Your directive, as it pertains to cold data, is simple.  Keep it safe, secure and accessible.  The safe part is often called ‘durability.’  It means it will be there when you need it, no matter what.  And accessibility?  Well, while we don’t access the data frequently, when we do we want it quickly and we don’t want to feel like we’re mounting a mission to Mars to get it.  

The Cold Data Dilemma

This brings me to my point.  We have a cold data problem.  Most of that 8 ZB IDC says we have is cold data.  The problem is we aren’t proactive about how we store it.  It is hard to classify data as ‘hot’ or ‘cold,’ so we just leave it laying around where we created it.  If we run out of space, we just buy more storage.
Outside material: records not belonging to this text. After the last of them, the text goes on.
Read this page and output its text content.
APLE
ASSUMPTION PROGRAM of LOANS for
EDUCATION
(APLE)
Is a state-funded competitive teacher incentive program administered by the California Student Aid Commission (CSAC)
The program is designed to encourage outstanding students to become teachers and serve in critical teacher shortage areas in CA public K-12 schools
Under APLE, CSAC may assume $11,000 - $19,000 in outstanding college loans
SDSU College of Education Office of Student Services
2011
“Ninety percent of the data on my systems could be considered cold” is a frequent theme we hear from storage teams.

Leaving cold data on primary storage is a bad idea.  First, primary storage is too expensive for stuff we rarely look at.  Furthermore, leaving cold data on primary storage vastly inflates the volume of information, which bogs down the storage system and increases the amount of time it takes you to manage primary storage infrastructure.  Not to mention how hard it is to find anything with so much extra information.

Tape is not the answer.  Tape is cumbersome to operate and notorious for not being very durable. Besides it’s not, in actuality, all that inexpensive!  (More on that in a future post).

What about cloud?  Remember that mission to Mars thing?  It is cumbersome, slow and expensive to bring cloud data back to your applications when you do need it.

It turns out that storing cold data on premises-based hard disks is our best option, but we need a new architecture to smooth things out.

How Facebook Addressed Its Cold Data Problem

No matter how bad your cold data problem is, Facebook’s is even worse.  That picture you posted yesterday from Hawaii?  The one with the funny straw hat and the Hulu skirt?  It may have generated 55 likes today, but by next month very few people will look at it and by next year it is as cold as cold data gets.

And, since Facebook gets 350 million new photos every day, it was worth some deep thinking at Facebook on how to solve their cold data problem.  Here is what they ultimately did:

First, they built a 62,000 square foot data center dedicated to cold data.  Actually, they built several of these cold data centers around the world, next to all of their main data centers.

In each facility, they put 500 racks with 2 petabytes of storage per rack.  That’s a total of 1 exabyte of data per facility.  Since it was dedicated to cold data, they optimized the performance of these storage racks accordingly.  The details are beyond the scope of this post, but at a high level they created a cold data center with remarkably low costs and high durability.  Being located next to their main data centers made it easy to get to the data if anyone ever does want to get to the data.

Lessons for Enterprise

What can enterprise IT learn from Facebook’s cold data initiative?  I see five basic lessons we should all keep in mind:

  1. Keep cold data on hard disks.  Commodity drives are super cheap now, and anything else will cause issues in terms of durability or ease of access.
  1. Keep the data close to where it was produced and will be consumed.  Moving data is expensive and cumbersome.  You are better off keeping it close.
  1. Avoid solutions that require you to re-architect your applications.  You may not need to get to the data very often, but when you do you want it to be simple and easy.
  1. Trade performance for durability.  High performance with reasonable durability is a formula for disaster.  You want high durability with reasonable performance.  At the lowest price possible.
  1. Aim for zero-touch management.  You are busy enough without having to babysit data nobody ever looks at.

Let me know, how big an issue is cold data? Do you have a “cold data” issue?  What is your view on the cold data occupying your systems today?  Where do you think it should reside and Why?